Ed è proprio prestando il proprio servizio durante la missione Internazionale di pace nel 1996 nei Balcani, in Bosnia, che rimane vittima del dovere, ammalandosi per contaminazione da metalli pesanti. La prognosi identifica la Sensibilità Chimica Multipla (Mcs) da uranio impoverito, la presenza di nanoparticelle varie, ulteriori diagnosi neurodegenerative e gravi ripercussioni multiorgano su cuore, reni, midollo e polmoni. In molteplici interviste, egli descrive la sua difficile condizione utilizzando parole amare che fanno percepire il proprio stato d’animo ai lettori:
“Sono minato dal mio ‘nemico invisibile’, ma lo sport mi sostiene. La causa? I metalli pesanti sotto forma di detriti: piombo, mercurio, ferro, rame, acciaio e alluminio nel corpo. […] Ma la mia è una storia differente, non più drammatica, nè più meritevole di altre, ma diversa. Non è la storia di una ferita evidente, di una mutilazione. Il mio corpo non ha menomazioni che catturano lo sguardo. Nessun nemico mi ha ferito in battaglia, nessun attentato mi ha colpito. In realtà il nemico l’avevo incontrato eccome e mi aveva ferito senza che me ne accorgessi. […] Ha avuto tutto il tempo per devastarmi per sempre. L’uranio impoverito, i metalli pesanti li ho respirati durante le ore di volo sulle zone di guerra, mentre contribuivo a salvare vite umane. La contaminazione si è lentamente insinuata in tutti gli organi del mio corpo. Un nemico subdolo che mi ha profondamente minato dall’interno ogni singola cellula e che, giorno dopo giorno, si è impossessato di me con conseguenze devastanti”.

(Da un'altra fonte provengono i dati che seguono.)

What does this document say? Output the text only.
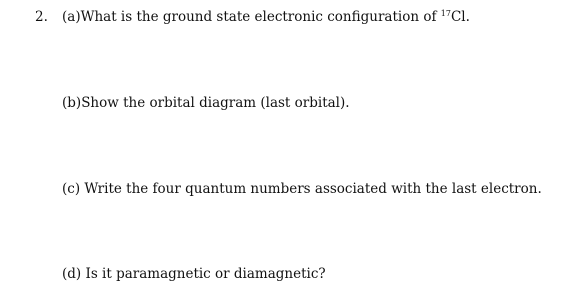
2. (a)What is the ground state electronic configuration of $^{17}$Cl.
(b)Show the orbital diagram (last orbital).
(c) Write the four quantum numbers associated with the last electron.
(d) Is it paramagnetic or diamagnetic?
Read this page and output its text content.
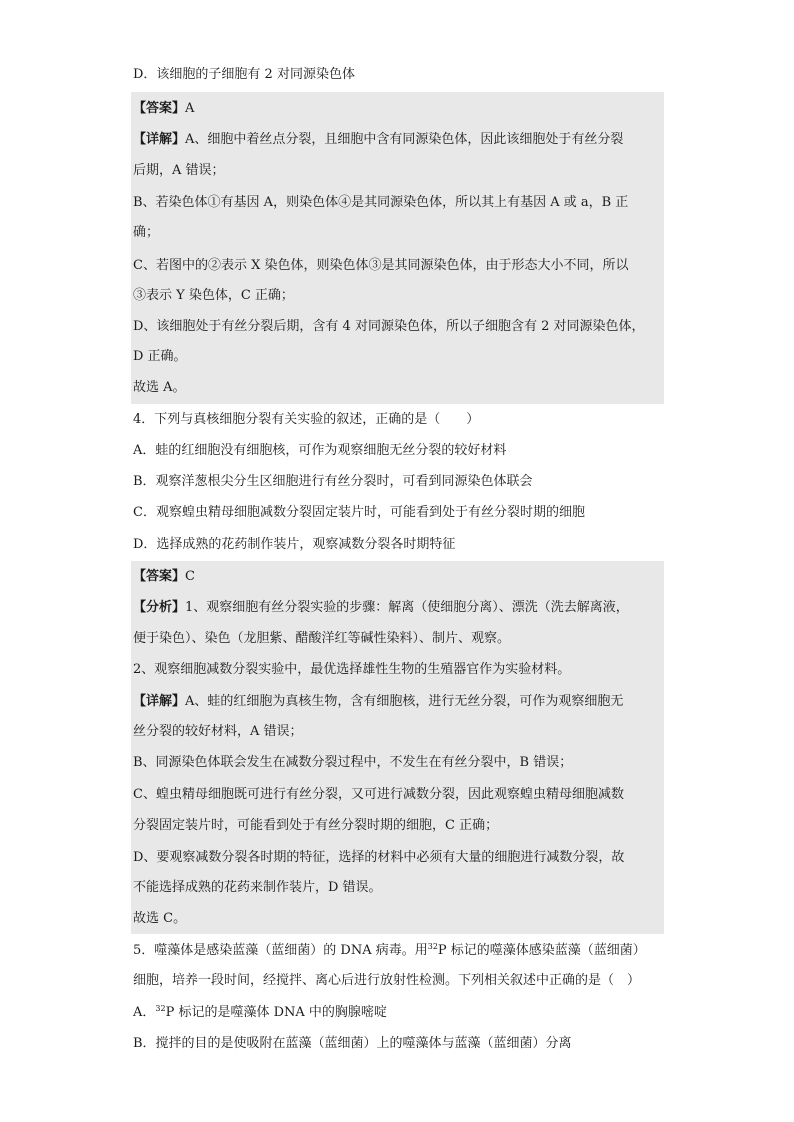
D．该细胞的子细胞有 2 对同源染色体
【答案】A
【详解】A、细胞中着丝点分裂，且细胞中含有同源染色体，因此该细胞处于有丝分裂
后期，A 错误；
B、若染色体①有基因 A，则染色体④是其同源染色体，所以其上有基因 A 或 a，B 正
确；
C、若图中的②表示 X 染色体，则染色体③是其同源染色体，由于形态大小不同，所以
③表示 Y 染色体，C 正确；
D、该细胞处于有丝分裂后期，含有 4 对同源染色体，所以子细胞含有 2 对同源染色体，
D 正确。
故选 A。
4．下列与真核细胞分裂有关实验的叙述，正确的是（　　）
A．蛙的红细胞没有细胞核，可作为观察细胞无丝分裂的较好材料
B．观察洋葱根尖分生区细胞进行有丝分裂时，可看到同源染色体联会
C．观察蝗虫精母细胞减数分裂固定装片时，可能看到处于有丝分裂时期的细胞
D．选择成熟的花药制作装片，观察减数分裂各时期特征
【答案】C
【分析】1、观察细胞有丝分裂实验的步骤：解离（使细胞分离）、漂洗（洗去解离液，
便于染色）、染色（龙胆紫、醋酸洋红等碱性染料）、制片、观察。
2、观察细胞减数分裂实验中，最优选择雄性生物的生殖器官作为实验材料。
【详解】A、蛙的红细胞为真核生物，含有细胞核，进行无丝分裂，可作为观察细胞无
丝分裂的较好材料，A 错误；
B、同源染色体联会发生在减数分裂过程中，不发生在有丝分裂中，B 错误；
C、蝗虫精母细胞既可进行有丝分裂，又可进行减数分裂，因此观察蝗虫精母细胞减数
分裂固定装片时，可能看到处于有丝分裂时期的细胞，C 正确；
D、要观察减数分裂各时期的特征，选择的材料中必须有大量的细胞进行减数分裂，故
不能选择成熟的花药来制作装片，D 错误。
故选 C。
5．噬藻体是感染蓝藻（蓝细菌）的 DNA 病毒。用$^{32}$P 标记的噬藻体感染蓝藻（蓝细菌）
细胞，培养一段时间，经搅拌、离心后进行放射性检测。下列相关叙述中正确的是（　）
A．$^{32}$P 标记的是噬藻体 DNA 中的胸腺嘧啶
B．搅拌的目的是使吸附在蓝藻（蓝细菌）上的噬藻体与蓝藻（蓝细菌）分离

Con queste parole Carlo descrive l’evoluzione della malattia con la quale deve convivere ogni giorno. Nonostante quest’ultima, Carlo Calcagni è riuscito a trasformare la sua tragedia in forza di volontà e coraggio, riuscendo ad ingannare anche la morte, diventando atleta paralimpico dal podio d’Oro.

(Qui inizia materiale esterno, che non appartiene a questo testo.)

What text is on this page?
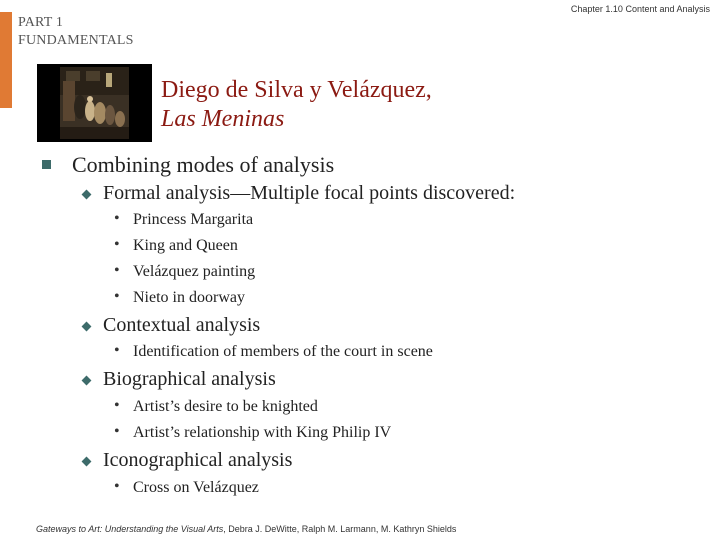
PART 1
FUNDAMENTALS
Chapter 1.10 Content and Analysis
Diego de Silva y Velázquez,
Las Meninas
Combining modes of analysis
Formal analysis—Multiple focal points discovered:
• Princess Margarita
• King and Queen
• Velázquez painting
• Nieto in doorway
Contextual analysis
• Identification of members of the court in scene
Biographical analysis
• Artist’s desire to be knighted
• Artist’s relationship with King Philip IV
Iconographical analysis
• Cross on Velázquez
Gateways to Art: Understanding the Visual Arts, Debra J. DeWitte, Ralph M. Larmann, M. Kathryn Shields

Come ha affermato egli stesso, grazie allo sport ha trovato la forza per andare avanti, affrontando e, soprattutto, vincendo sfide ciclistiche impossibili: due medaglie d’oro ai campionati mondiali di paraciclismo nel 2015, nel gruppo sportivo paralimpico della Difesa e tre medaglie d’oro agli Invictus Games 2016 di Orlando, in Florida, i giochi riservati a militari e veterani.
Perchè lo sport è così importante per Carlo e per chi come lui è affetto da patologie che intaccano il sangue?

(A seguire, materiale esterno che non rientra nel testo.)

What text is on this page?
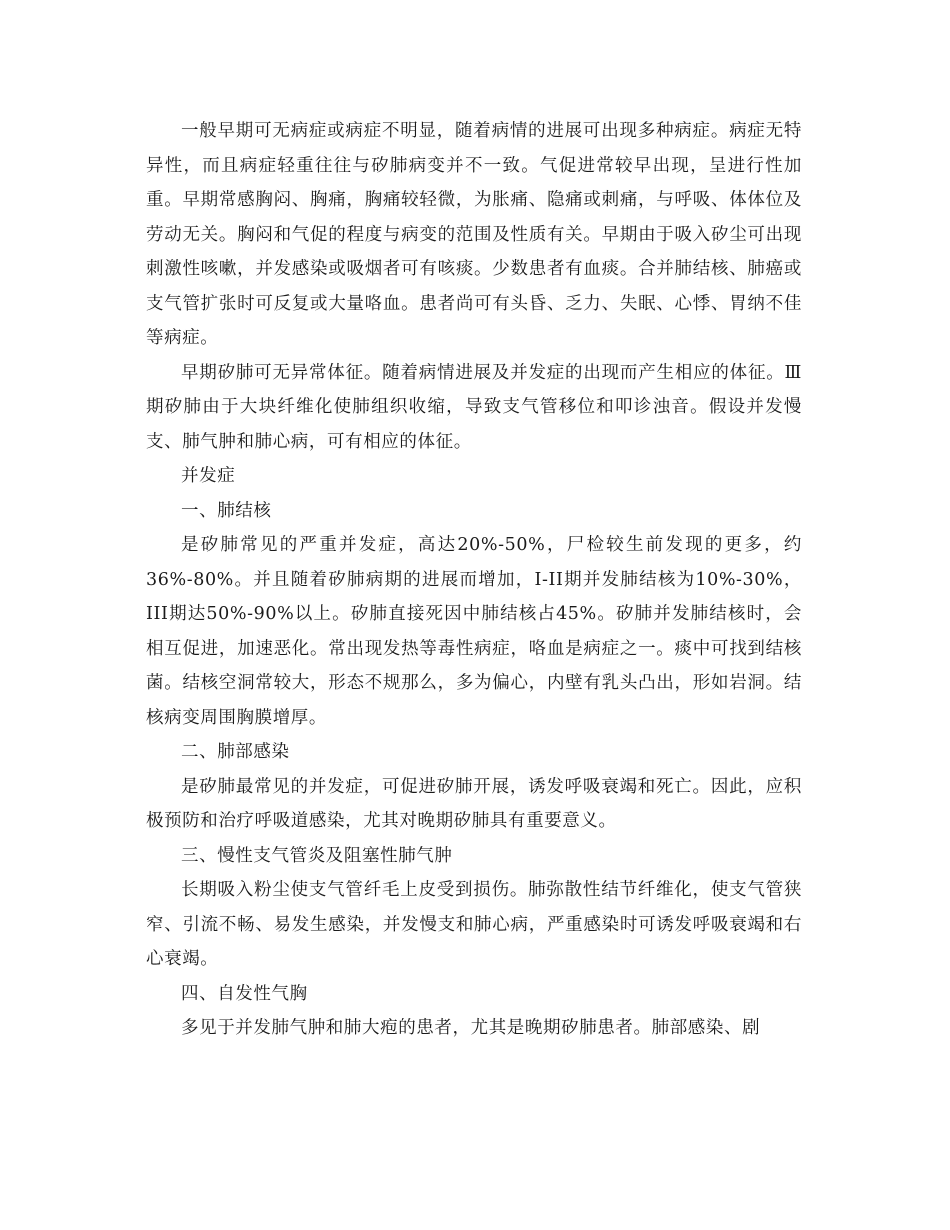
一般早期可无病症或病症不明显，随着病情的进展可出现多种病症。病症无特异性，而且病症轻重往往与矽肺病变并不一致。气促进常较早出现，呈进行性加重。早期常感胸闷、胸痛，胸痛较轻微，为胀痛、隐痛或刺痛，与呼吸、体体位及劳动无关。胸闷和气促的程度与病变的范围及性质有关。早期由于吸入矽尘可出现刺激性咳嗽，并发感染或吸烟者可有咳痰。少数患者有血痰。合并肺结核、肺癌或支气管扩张时可反复或大量咯血。患者尚可有头昏、乏力、失眠、心悸、胃纳不佳等病症。

早期矽肺可无异常体征。随着病情进展及并发症的出现而产生相应的体征。Ⅲ期矽肺由于大块纤维化使肺组织收缩，导致支气管移位和叩诊浊音。假设并发慢支、肺气肿和肺心病，可有相应的体征。

并发症

一、肺结核

是矽肺常见的严重并发症，高达20%-50%，尸检较生前发现的更多，约36%-80%。并且随着矽肺病期的进展而增加，I-II期并发肺结核为10%-30%，III期达50%-90%以上。矽肺直接死因中肺结核占45%。矽肺并发肺结核时，会相互促进，加速恶化。常出现发热等毒性病症，咯血是病症之一。痰中可找到结核菌。结核空洞常较大，形态不规那么，多为偏心，内壁有乳头凸出，形如岩洞。结核病变周围胸膜增厚。

二、肺部感染

是矽肺最常见的并发症，可促进矽肺开展，诱发呼吸衰竭和死亡。因此，应积极预防和治疗呼吸道感染，尤其对晚期矽肺具有重要意义。

三、慢性支气管炎及阻塞性肺气肿

长期吸入粉尘使支气管纤毛上皮受到损伤。肺弥散性结节纤维化，使支气管狭窄、引流不畅、易发生感染，并发慢支和肺心病，严重感染时可诱发呼吸衰竭和右心衰竭。

四、自发性气胸

多见于并发肺气肿和肺大疱的患者，尤其是晚期矽肺患者。肺部感染、剧
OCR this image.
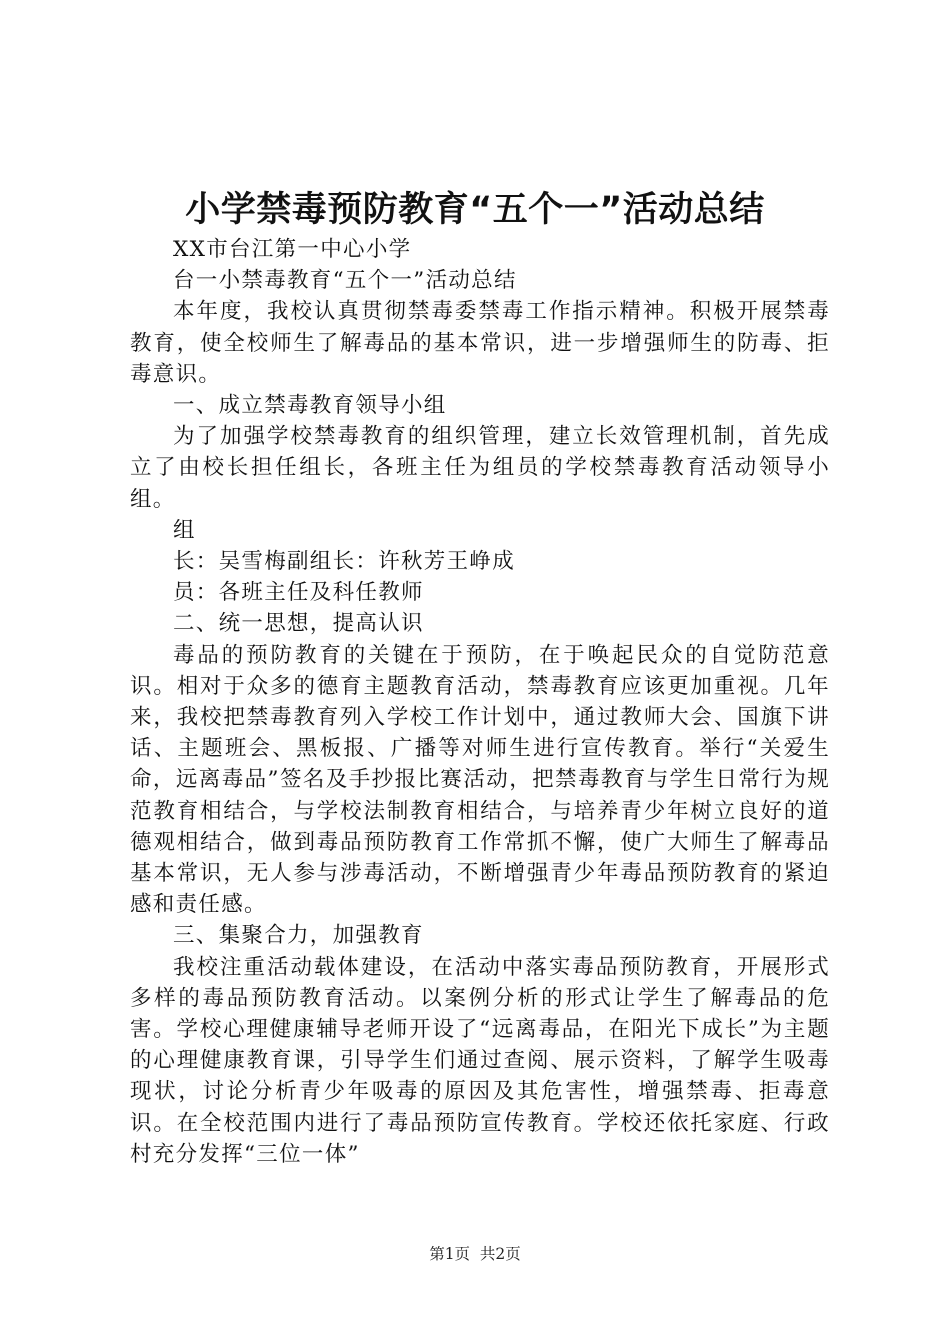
小学禁毒预防教育“五个一”活动总结

XX市台江第一中心小学

台一小禁毒教育“五个一”活动总结

本年度，我校认真贯彻禁毒委禁毒工作指示精神。积极开展禁毒教育，使全校师生了解毒品的基本常识，进一步增强师生的防毒、拒毒意识。

一、成立禁毒教育领导小组

为了加强学校禁毒教育的组织管理，建立长效管理机制，首先成立了由校长担任组长，各班主任为组员的学校禁毒教育活动领导小组。

组

长：吴雪梅副组长：许秋芳王峥成

员：各班主任及科任教师

二、统一思想，提高认识

毒品的预防教育的关键在于预防，在于唤起民众的自觉防范意识。相对于众多的德育主题教育活动，禁毒教育应该更加重视。几年来，我校把禁毒教育列入学校工作计划中，通过教师大会、国旗下讲话、主题班会、黑板报、广播等对师生进行宣传教育。举行“关爱生命，远离毒品”签名及手抄报比赛活动，把禁毒教育与学生日常行为规范教育相结合，与学校法制教育相结合，与培养青少年树立良好的道德观相结合，做到毒品预防教育工作常抓不懈，使广大师生了解毒品基本常识，无人参与涉毒活动，不断增强青少年毒品预防教育的紧迫感和责任感。

三、集聚合力，加强教育

我校注重活动载体建设，在活动中落实毒品预防教育，开展形式多样的毒品预防教育活动。以案例分析的形式让学生了解毒品的危害。学校心理健康辅导老师开设了“远离毒品，在阳光下成长”为主题的心理健康教育课，引导学生们通过查阅、展示资料，了解学生吸毒现状，讨论分析青少年吸毒的原因及其危害性，增强禁毒、拒毒意识。在全校范围内进行了毒品预防宣传教育。学校还依托家庭、行政村充分发挥“三位一体”

第1页 共2页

Ovviamente lo sport non è solo uno svago, un momento che aiuta a distogliere la concentrazione da una situazione complessa o drammatica come quella vissuta da chi convive con malattie gravi, ma è un fattore positivo che aiuta a far fronte a questa condizione. A tal proposito si riportano le parole di Calcagni, in occasione dell’uscita del proprio docufilm diretto dal regista Michelangelo Gratton:
“Se io per due giorni non pedalo, quindi non sudo – e la mia sudorazione non è come quella di una persona normale, io nella mia ora e mezza di allenamento butto fuori anche 4 litri di liquidi e di tossine – sto male e peggioro. Sudando mi alcalinizzo e mi ossigeno, perchè mi serve anche l’ossigenazione dei tessuti, io ho un’insufficienza respiratoria per una fibrosi polmonare e sono stato anche operato. Con l’ultimo intervento, ho superato abbondantemente i duecento punti di sutura. Quelle sono le mie medaglie, quelle che magari non mi sono state riconosciute per il servizio prestato e che invece tutti gli interventi che ho dovuto subire nel tempo mi hanno inciso sulla pelle. Ma le medaglie più belle sono quelle che ti arrivano ogni giorno dalle persone che non ti devono nulla e che ti riconoscono dei meriti per quello che fai, per l’incitamento e la voglia di vivere che dai anche agli altri. È uno scambio.”